Page MenuHomePhabricator

scs-c1-eqiad CPU usage over 85%
Closed, ResolvedPublic

Description

Since 01:08 UTC, scs-c1-eqiad reports a CPU usage at 100% as it can be seen in librenms: https://librenms.wikimedia.org/device/device=158/tab=health/metric=processor/

CPU usage suddenly went from a 15% on average to a 100%

Event Timeline

Restricted Application added a subscriber: Aklapper. · View Herald Transcript

Mentioned in SAL (#wikimedia-operations) [2019-11-12T16:21:02Z] <XioNoX> reboot scs-c1-eqiad.mgmt.eqiad.wmnet - T238036

PID USER      PR  NI  VIRT  RES  SHR S %CPU %MEM    TIME+  COMMAND    
1855 root      20   0  4576 2084  876 S  2.7  0.8  26623:27 portmanager

did a kill -9 portmanager just in case but it didn't change anything (the process restarted with the same 2% CPU load).
Then killed snmpd, which lower the CPU for a bit but then went back up.
Trying a reboot.

ayounsi claimed this task.

CPU is back to normal.

ayounsi removed ayounsi as the assignee of this task.
ayounsi triaged this task as High priority.
ayounsi edited projects, added DC-Ops; removed netops.

This has been alerting since a few days ago. It might be worth following up with the vendor instead of rebooting the console servers every few months.

Cmjohnson added subscribers: RobH, Cmjohnson.

@ayounsi I am not sure if there is a vendor to follow up with on this. checking with @RobH

Mentioned in SAL (#wikimedia-operations) [2020-09-02T19:12:46Z] <robh> updating firmware on scs-c1-eqiad via T238036

Mentioned in SAL (#wikimedia-operations) [2020-09-02T19:14:52Z] <robh> updating firmware on scs-c1-eqiad via T238036

scs-a1-eqiad firmware was 3.16.6u4, newest stable at this time is 4.9.0u1, updating

Mentioned in SAL (#wikimedia-operations) [2020-09-02T19:20:14Z] <robh> scs-c1-eqiad firmware update complete and back online T238036

RobH removed RobH as the assignee of this task.

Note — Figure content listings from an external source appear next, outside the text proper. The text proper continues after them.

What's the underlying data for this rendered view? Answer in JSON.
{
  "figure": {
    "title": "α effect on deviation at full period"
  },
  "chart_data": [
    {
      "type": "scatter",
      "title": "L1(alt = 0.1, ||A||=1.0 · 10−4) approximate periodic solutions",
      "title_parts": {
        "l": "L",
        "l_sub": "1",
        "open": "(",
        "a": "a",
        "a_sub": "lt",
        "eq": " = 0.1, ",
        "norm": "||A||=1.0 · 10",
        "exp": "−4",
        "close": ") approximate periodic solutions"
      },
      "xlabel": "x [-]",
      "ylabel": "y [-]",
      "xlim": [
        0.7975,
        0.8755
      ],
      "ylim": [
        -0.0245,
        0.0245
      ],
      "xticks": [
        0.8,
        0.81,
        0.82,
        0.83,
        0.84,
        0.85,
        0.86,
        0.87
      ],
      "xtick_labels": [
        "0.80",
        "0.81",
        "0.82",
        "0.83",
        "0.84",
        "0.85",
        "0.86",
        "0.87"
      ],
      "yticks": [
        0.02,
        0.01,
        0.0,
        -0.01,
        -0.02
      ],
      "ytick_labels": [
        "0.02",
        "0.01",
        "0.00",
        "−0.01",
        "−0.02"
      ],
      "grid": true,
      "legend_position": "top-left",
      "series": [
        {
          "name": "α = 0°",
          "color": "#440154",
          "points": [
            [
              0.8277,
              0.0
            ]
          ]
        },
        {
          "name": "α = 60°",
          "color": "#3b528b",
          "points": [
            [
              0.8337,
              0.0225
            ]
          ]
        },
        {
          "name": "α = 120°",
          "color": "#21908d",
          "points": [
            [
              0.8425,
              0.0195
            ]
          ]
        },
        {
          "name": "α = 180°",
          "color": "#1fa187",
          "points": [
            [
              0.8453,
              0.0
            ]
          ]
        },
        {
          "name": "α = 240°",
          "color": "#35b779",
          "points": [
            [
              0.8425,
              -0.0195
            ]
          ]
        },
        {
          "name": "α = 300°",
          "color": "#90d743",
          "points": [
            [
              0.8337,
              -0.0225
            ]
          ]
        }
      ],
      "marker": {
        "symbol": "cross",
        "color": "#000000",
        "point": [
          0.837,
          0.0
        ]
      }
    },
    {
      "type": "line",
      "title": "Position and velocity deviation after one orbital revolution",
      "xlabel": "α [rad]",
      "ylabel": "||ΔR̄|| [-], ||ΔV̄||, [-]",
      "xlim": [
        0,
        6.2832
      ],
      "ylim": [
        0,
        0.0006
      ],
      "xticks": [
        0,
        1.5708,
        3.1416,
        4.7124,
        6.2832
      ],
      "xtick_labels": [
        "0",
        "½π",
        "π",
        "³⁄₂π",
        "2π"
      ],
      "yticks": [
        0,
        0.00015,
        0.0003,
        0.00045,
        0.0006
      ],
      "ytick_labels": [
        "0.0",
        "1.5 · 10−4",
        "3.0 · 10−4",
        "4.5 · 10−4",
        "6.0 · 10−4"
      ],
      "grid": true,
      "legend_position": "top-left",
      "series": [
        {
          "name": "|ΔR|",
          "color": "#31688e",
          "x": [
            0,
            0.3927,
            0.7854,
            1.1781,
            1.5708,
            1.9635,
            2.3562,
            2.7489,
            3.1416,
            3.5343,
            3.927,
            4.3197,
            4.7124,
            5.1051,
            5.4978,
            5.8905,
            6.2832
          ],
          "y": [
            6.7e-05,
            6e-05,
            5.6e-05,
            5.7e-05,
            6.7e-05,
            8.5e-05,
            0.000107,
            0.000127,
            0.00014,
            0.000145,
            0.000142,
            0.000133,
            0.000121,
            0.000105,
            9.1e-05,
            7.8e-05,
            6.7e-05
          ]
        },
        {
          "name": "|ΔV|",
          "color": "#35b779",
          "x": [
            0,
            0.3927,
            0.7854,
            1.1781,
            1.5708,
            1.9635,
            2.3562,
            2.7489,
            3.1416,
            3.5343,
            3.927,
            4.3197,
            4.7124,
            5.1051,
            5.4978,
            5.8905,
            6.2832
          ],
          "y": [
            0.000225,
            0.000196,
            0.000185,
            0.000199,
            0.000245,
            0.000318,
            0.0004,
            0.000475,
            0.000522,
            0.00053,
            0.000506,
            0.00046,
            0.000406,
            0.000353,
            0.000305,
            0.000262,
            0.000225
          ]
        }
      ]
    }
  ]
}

Firmware updated to the newest version. If it happens again, we can reopen and investigate with OpenGear.

So the firmware on scs-c1-codfw is 4.5.0, current release is 4.9.0, upgrading now.

Mentioned in SAL (#wikimedia-operations) [2020-10-13T18:01:47Z] <robh> scs-c1-codfw firmware update via T238036

Mentioned in SAL (#wikimedia-operations) [2020-10-13T18:09:42Z] <robh> scs-c1-codfw mgmt firmware updated, updating scs-a1-codfw T238036

I've successfully upgraded the scs firmware fleetwide, with the exception of two devices:

  • future-scs-a8-eqiad - new CM7148, cannot upgrade until its racked in place of the older model its replacing.
RobH claimed this task.

If this happens again on any scs device, other than scs-a8-eqiad, it means the firmware update to 4.9.0u1 (fleetwide) doesn't fix the CPU spike issue.

So far when a firmware update is applied to any scs, that scs hasn't spiked again, BUT the spikes are not exactly regular or easily reproduced so who knows.

RobH removed RobH as the assignee of this task.Oct 14 2020, 4:25 PM

I am not sure what needs to be done with this task. There really isn't anything actionable other than to replace the scs with something else.

Next step is to open a ticket with the vendor if possible.

https://netbox.wikimedia.org/dcim/devices/1955/ was purchased on 2017-10-01, and has a 4 year warranty, expiring on 2021-10-01.

https://opengear.com/support/contact-tech-support

A support ticket can be opened without calling, to provide details. I'll leave the ticket opening to either @Cmjohnson or @Jclark-ctr, but they should do so before the warranty expires!

A ticket has been submitted

Your request (#82025) has been received, and is being reviewed by our support staff.

For questions concerning Opengear's Console Server products, please submit a support report if you have not already done so.

To generate a support report, go to the web interface of the Opengear Console Server. In the left hand menu groups go to the Status group and click on Support Report. Copy and paste the entire contents into a .txt file and attach to a reply to this e-mail.

To review the status of the request and add additional comments, follow the link below:
http://opengear.zendesk.com/hc/requests/82025

Sent the requested report to their tech support team.

Opengear's response was for me to update the f/w. It appears to be a newer version than the one Robh had installed.
The newest version is cm71xx-4.11.0.flash and has been installed. I will resolve this task for now, if the error returns please open task.